Sparks, neons, sound, and stories within. How lovely in its brutality. The cars go through the veins of the city, beating in a drum of every pulsing action. It spoke in shouts, car horns, and music. Such was its beauty. Or such was its hatred. It wasn't easy to tell in his circumstances.

How alive it looked. How much it killed.

"Is it my time to leave," He turned back towards the gun. There stood a man, grasping at the small pistol pointed at Forty-one's head. That gun, it took many lives, many loved ones, both from the Bear and him. Forty-one didn't know his name, not that there was a point in it. He was the bear, a bear holding a gun. Prey and Predator didn't need such formalities. Forty-one was already well acquainted with the Bear. Bluejacket, reverse white triangle behind his back, and his signature cigarette. If it wasn't there, it meant someone recently died.

They didn't have much dialogue. It was mostly Forty-one talking to his own with occasional grunts from the Bear. Yet he felt a sense of comradery, letting him have these precious last moments of time. He heard the slow cocking of the gun.

"For what it's worth, brat-" He pinched the cigarette at his mouth and threw it aside, grabbing the gun with both hands. "- you are the one I struggled with the most. It will be quick."

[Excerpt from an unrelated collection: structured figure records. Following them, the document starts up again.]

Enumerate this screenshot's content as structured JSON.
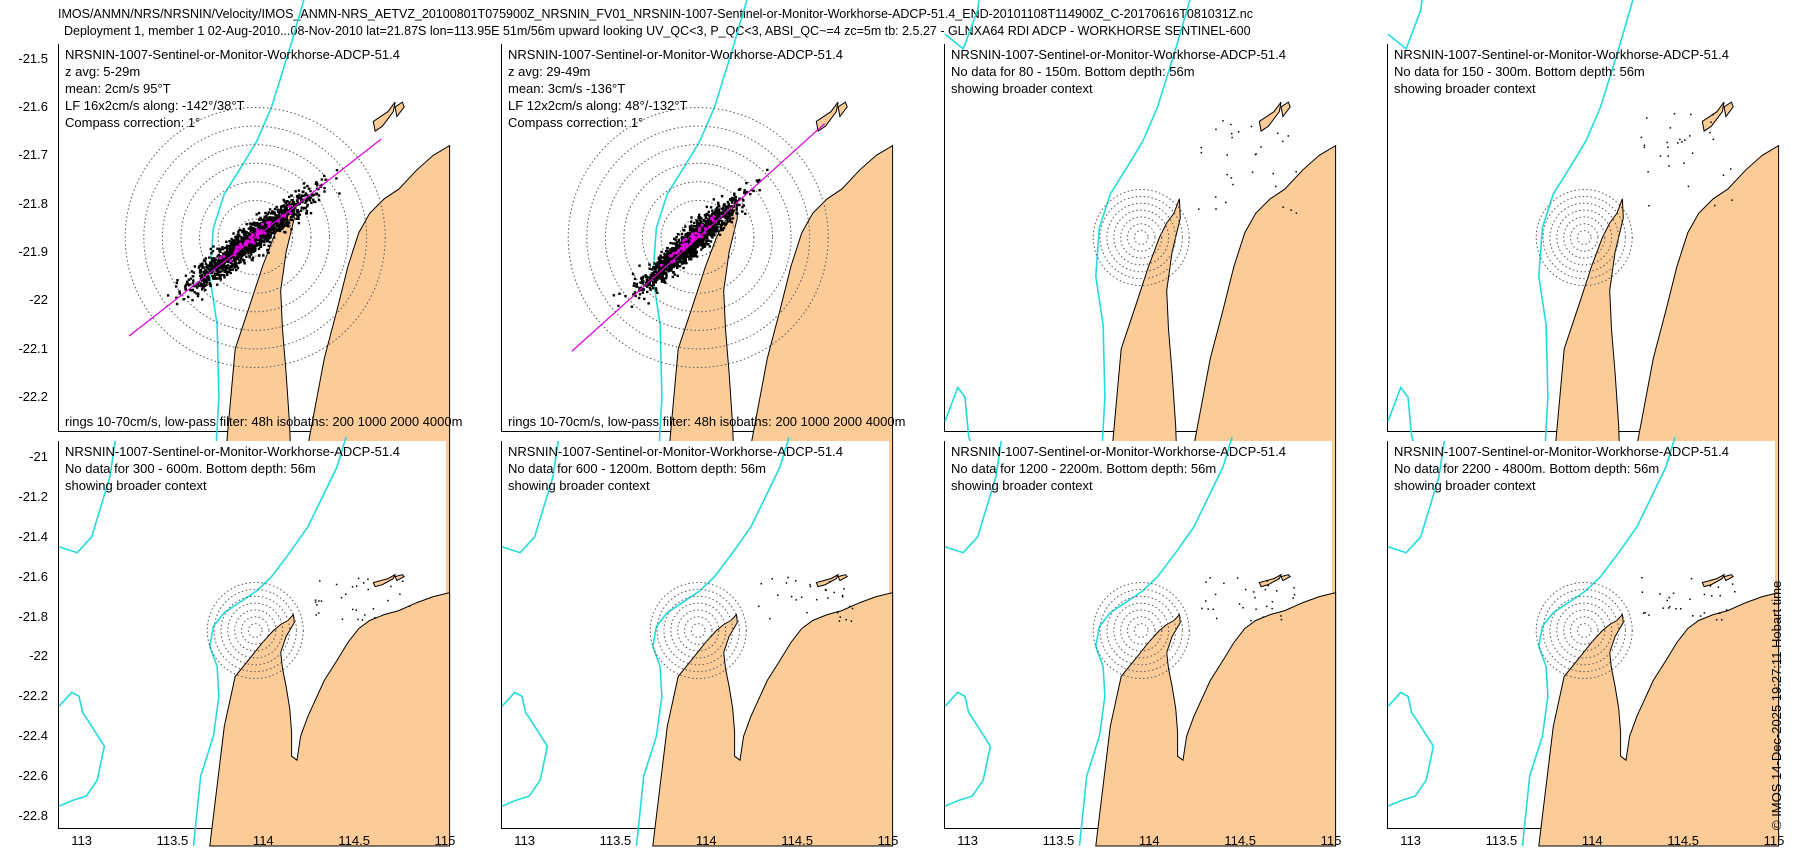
{
  "header": {
    "line1": "IMOS/ANMN/NRS/NRSNIN/Velocity/IMOS_ANMN-NRS_AETVZ_20100801T075900Z_NRSNIN_FV01_NRSNIN-1007-Sentinel-or-Monitor-Workhorse-ADCP-51.4_END-20101108T114900Z_C-20170616T081031Z.nc",
    "line2": "Deployment 1, member 1 02-Aug-2010...08-Nov-2010 lat=21.87S lon=113.95E 51m/56m upward looking UV_QC<3, P_QC<3, ABSI_QC~=4 zc=5m tb: 2.5.27 - GLNXA64 RDI ADCP - WORKHORSE SENTINEL-600"
  },
  "colors": {
    "land": "#fccc98",
    "isobath": "#22dcdc",
    "fit": "#e000e0",
    "scatter": "#000000"
  },
  "panels": [
    {
      "title": "NRSNIN-1007-Sentinel-or-Monitor-Workhorse-ADCP-51.4",
      "lines": [
        "z avg: 5-29m",
        "mean: 2cm/s 95°T",
        "LF 16x2cm/s along: -142°/38°T",
        "Compass correction: 1°"
      ],
      "footer": "rings 10-70cm/s, low-pass filter: 48h isobaths: 200 1000 2000 4000m",
      "has_data": true
    },
    {
      "title": "NRSNIN-1007-Sentinel-or-Monitor-Workhorse-ADCP-51.4",
      "lines": [
        "z avg: 29-49m",
        "mean: 3cm/s -136°T",
        "LF 12x2cm/s along: 48°/-132°T",
        "Compass correction: 1°"
      ],
      "footer": "rings 10-70cm/s, low-pass filter: 48h isobaths: 200 1000 2000 4000m",
      "has_data": true
    },
    {
      "title": "NRSNIN-1007-Sentinel-or-Monitor-Workhorse-ADCP-51.4",
      "lines": [
        "No data for 80 - 150m. Bottom depth: 56m",
        "showing broader context"
      ],
      "footer": "",
      "has_data": false
    },
    {
      "title": "NRSNIN-1007-Sentinel-or-Monitor-Workhorse-ADCP-51.4",
      "lines": [
        "No data for 150 - 300m. Bottom depth: 56m",
        "showing broader context"
      ],
      "footer": "",
      "has_data": false
    },
    {
      "title": "NRSNIN-1007-Sentinel-or-Monitor-Workhorse-ADCP-51.4",
      "lines": [
        "No data for 300 - 600m. Bottom depth: 56m",
        "showing broader context"
      ],
      "footer": "",
      "has_data": false
    },
    {
      "title": "NRSNIN-1007-Sentinel-or-Monitor-Workhorse-ADCP-51.4",
      "lines": [
        "No data for 600 - 1200m. Bottom depth: 56m",
        "showing broader context"
      ],
      "footer": "",
      "has_data": false
    },
    {
      "title": "NRSNIN-1007-Sentinel-or-Monitor-Workhorse-ADCP-51.4",
      "lines": [
        "No data for 1200 - 2200m. Bottom depth: 56m",
        "showing broader context"
      ],
      "footer": "",
      "has_data": false
    },
    {
      "title": "NRSNIN-1007-Sentinel-or-Monitor-Workhorse-ADCP-51.4",
      "lines": [
        "No data for 2200 - 4800m. Bottom depth: 56m",
        "showing broader context"
      ],
      "footer": "",
      "has_data": false
    }
  ],
  "axes": {
    "top_y_ticks": [
      "-21.5",
      "-21.6",
      "-21.7",
      "-21.8",
      "-21.9",
      "-22",
      "-22.1",
      "-22.2"
    ],
    "top_y_values": [
      -21.5,
      -21.6,
      -21.7,
      -21.8,
      -21.9,
      -22.0,
      -22.1,
      -22.2
    ],
    "bottom_y_ticks": [
      "-21",
      "-21.2",
      "-21.4",
      "-21.6",
      "-21.8",
      "-22",
      "-22.2",
      "-22.4",
      "-22.6",
      "-22.8"
    ],
    "bottom_y_values": [
      -21.0,
      -21.2,
      -21.4,
      -21.6,
      -21.8,
      -22.0,
      -22.2,
      -22.4,
      -22.6,
      -22.8
    ],
    "x_ticks": [
      "113",
      "113.5",
      "114",
      "114.5",
      "115"
    ],
    "x_values": [
      113,
      113.5,
      114,
      114.5,
      115
    ]
  },
  "side_note": "© IMOS 14-Dec-2025 19:27:11 Hobart time"
}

He hated those words. Did the actions of others don't matter?

The gun fired and the bullet made the union with his engine.

His eyes shimmered as darkness crept from the side.

His vision had the city he admired, disgusted.

Coming ever closer, Death hung moments away, yet it didn't bother him.

He hated what came after.

You can never let go

All had given

***

That day, bodies rained down in the sky.

Forty-two stood in front of the door under the cover of his house.

Splash after splash, sometimes bodies, sometimes only pieces fell.

Arms, legs, or full bodies. They differed in color, in appearance. Some of them were pink, others pale, some white, some brown, all red.

Drop by drop, they rained down the sky.

They painted the streets red, leaked purple, and died in black. Yellow, black, and white, yet they all looked the same inside. Born not out of steel, but something unseen. Red, purple, and many more colors. What it was, he wondered.

It seemed squishy, bending, feeble. How can even a human stand up with a body such as this?

What were they?

Were they even human?

Where was the steel? The glass? Fibers? Carbon?

Who and what were these people?

One fell down close, right in front of his house. Red splatter reached almost to his door. The pavement, the grass near, and the body itself were all painted red. Only two spheres devoid of light looked back at him. Neither lively nor dead, it was forgotten to rot.